Generating 3D humans that functionally interact with 3D scenes remains an open problem with applications in embodied AI, robotics, and interactive content creation. The key challenge involves reasoning about both the semantics of functional elements in 3D scenes and the 3D human poses required to achieve functionality-aware interaction. Unfortunately, existing methods typically lack explicit reasoning over object functionality and the corresponding human-scene contact, resulting in implausible or functionally incorrect interactions. In this work, we propose FunHSI, a training-free, functionality-driven framework that enables functionally correct human-scene interactions from open-vocabulary task prompts. Given a task prompt, FunHSI performs functionality-aware contact reasoning to identify functional scene elements, reconstruct their 3D geometry, and model high-level interactions via a contact graph. We then leverage vision-language models to synthesize a human performing the task in the image and estimate proposed 3D body and hand poses. Finally, the proposed 3D body configuration is refined via stage-wise optimization to ensure physical plausibility and functional correctness. In contrast to existing methods, FunHSI not only synthesizes more plausible general 3D interactions, such as "sitting on a sofa'', while supporting fine-grained functional human-scene interactions, e.g., "increasing the room temperature''. Extensive experiments demonstrate that FunHSI consistently generates functionally correct and physically plausible human-scene interactions across diverse indoor and outdoor scenes.

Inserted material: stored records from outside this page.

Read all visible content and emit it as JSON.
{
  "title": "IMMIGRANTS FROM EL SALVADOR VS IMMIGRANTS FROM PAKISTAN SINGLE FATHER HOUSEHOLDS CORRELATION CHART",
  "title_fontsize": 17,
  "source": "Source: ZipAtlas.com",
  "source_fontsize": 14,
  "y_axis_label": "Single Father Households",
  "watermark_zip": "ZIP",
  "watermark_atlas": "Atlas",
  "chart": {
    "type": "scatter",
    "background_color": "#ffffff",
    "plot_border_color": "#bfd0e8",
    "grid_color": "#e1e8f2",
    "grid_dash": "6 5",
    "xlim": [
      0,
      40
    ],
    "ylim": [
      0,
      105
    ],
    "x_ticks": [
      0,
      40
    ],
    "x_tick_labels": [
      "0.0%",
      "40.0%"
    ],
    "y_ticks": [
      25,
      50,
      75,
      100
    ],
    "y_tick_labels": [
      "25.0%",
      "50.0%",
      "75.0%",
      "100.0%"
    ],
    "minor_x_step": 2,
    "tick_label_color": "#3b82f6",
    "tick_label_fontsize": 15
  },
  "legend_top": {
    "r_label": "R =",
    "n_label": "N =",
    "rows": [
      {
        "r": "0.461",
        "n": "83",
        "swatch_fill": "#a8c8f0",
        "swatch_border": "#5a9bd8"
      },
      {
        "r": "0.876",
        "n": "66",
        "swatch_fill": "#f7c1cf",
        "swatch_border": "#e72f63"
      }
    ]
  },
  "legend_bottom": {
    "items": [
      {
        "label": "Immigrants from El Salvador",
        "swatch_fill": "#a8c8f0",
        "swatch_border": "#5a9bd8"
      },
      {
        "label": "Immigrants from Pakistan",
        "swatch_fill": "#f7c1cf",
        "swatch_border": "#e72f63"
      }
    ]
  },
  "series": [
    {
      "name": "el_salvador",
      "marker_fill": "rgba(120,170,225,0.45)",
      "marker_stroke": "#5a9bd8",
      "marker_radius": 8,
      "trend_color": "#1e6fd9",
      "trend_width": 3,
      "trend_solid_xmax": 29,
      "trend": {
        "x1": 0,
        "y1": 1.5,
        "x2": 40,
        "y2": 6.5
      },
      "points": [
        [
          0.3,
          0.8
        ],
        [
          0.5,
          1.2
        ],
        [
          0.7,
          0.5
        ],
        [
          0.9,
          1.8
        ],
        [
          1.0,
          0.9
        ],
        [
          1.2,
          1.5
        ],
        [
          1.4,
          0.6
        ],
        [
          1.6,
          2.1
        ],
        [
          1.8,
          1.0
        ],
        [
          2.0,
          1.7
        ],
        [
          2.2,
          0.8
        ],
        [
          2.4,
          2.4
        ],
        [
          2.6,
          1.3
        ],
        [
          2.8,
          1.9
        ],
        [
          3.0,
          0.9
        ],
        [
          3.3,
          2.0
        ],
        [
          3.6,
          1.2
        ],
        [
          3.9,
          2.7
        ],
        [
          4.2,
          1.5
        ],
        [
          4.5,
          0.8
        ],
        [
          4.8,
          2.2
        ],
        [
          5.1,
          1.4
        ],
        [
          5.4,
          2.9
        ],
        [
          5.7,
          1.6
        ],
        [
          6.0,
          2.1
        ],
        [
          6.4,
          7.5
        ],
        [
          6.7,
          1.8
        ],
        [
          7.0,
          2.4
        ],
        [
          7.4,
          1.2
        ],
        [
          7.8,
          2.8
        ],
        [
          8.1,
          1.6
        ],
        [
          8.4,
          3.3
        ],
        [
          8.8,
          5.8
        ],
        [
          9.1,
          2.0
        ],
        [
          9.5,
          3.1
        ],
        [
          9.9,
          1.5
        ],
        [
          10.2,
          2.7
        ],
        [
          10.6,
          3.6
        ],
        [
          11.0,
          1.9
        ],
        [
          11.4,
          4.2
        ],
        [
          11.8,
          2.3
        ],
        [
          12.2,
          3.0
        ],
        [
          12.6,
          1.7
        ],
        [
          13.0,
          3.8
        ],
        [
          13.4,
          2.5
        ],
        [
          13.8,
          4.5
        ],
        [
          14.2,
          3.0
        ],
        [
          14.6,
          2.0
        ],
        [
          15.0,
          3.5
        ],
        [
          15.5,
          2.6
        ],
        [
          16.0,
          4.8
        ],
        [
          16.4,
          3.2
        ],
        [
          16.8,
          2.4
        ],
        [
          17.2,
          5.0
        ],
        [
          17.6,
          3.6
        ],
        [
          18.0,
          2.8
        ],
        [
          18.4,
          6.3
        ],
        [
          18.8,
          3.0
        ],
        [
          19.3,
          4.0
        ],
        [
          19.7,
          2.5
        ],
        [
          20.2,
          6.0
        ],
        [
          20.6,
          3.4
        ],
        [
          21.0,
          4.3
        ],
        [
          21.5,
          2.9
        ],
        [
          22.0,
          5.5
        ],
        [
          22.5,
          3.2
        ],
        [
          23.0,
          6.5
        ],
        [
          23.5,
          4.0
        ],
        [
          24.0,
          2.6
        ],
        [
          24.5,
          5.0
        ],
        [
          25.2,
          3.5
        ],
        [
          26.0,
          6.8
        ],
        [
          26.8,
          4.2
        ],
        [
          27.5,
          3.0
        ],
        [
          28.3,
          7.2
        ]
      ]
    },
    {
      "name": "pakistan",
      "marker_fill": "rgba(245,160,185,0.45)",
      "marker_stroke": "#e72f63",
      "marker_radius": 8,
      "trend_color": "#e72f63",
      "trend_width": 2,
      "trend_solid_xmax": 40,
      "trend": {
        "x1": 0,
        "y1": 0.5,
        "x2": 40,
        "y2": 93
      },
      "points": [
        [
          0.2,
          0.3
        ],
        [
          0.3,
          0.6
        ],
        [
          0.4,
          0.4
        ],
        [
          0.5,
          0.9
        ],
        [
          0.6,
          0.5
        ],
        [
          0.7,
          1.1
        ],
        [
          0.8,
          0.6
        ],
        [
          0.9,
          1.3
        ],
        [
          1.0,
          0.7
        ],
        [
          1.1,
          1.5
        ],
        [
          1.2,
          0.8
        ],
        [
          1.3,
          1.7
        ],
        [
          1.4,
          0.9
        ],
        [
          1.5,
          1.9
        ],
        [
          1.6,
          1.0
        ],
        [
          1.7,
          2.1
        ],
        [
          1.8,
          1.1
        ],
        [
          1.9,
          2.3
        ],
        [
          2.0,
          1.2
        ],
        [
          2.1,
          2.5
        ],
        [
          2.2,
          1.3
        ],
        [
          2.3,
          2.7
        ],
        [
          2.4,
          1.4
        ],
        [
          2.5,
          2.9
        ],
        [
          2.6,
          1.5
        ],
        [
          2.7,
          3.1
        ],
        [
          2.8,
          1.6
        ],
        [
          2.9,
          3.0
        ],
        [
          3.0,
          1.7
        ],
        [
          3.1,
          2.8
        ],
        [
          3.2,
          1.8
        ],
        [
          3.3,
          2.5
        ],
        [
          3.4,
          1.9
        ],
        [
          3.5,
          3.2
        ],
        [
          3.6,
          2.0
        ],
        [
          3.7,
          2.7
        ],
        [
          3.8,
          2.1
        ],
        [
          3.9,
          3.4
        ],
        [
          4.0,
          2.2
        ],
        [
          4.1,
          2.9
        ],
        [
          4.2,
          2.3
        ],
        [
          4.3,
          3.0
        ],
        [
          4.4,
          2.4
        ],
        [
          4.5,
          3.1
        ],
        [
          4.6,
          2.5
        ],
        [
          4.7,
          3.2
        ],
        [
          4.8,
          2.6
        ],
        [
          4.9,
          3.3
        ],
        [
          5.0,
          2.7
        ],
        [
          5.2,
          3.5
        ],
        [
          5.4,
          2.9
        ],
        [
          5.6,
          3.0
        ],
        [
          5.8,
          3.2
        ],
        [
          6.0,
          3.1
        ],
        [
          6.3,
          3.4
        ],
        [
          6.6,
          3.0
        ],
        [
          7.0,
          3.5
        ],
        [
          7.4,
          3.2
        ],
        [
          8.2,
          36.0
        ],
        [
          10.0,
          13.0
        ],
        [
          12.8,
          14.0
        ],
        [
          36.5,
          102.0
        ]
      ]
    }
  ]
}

翻译：生成功能性地与三维场景交互的三维人体，仍然是具身人工智能、机器人学和交互式内容创作等领域中一个具有应用价值的开放性问题。核心挑战在于同时推理三维场景中功能元素的语义，以及实现功能感知交互所需的三维人体姿态。遗憾的是，现有方法通常缺乏对物体功能及相应人-场景接触的显式推理，导致生成不自然或功能错误的交互。本工作中，我们提出FunHSI，一个免训练、功能驱动的框架，能够从开放词汇任务提示中生成功能正确的人-场景交互。给定任务提示，FunHSI执行功能感知的接触推理，以识别场景中的功能元素，重建其三维几何结构，并通过接触图建模高层级交互。随后，我们利用视觉-语言模型合成执行该任务的图像中的人体，并估计提议的三维身体与手部姿态。最后，通过分阶段优化对提议的三维身体配置进行细化，以确保物理合理性与功能正确性。与现有方法相比，FunHSI不仅能合成更合理的通用三维交互（例如"坐在沙发上"），同时支持细粒度的功能型人-场景交互（例如"调高室温"）。大量实验表明，FunHSI能在多样化的室内外场景中，持续生成功能正确且物理合理的人-场景交互。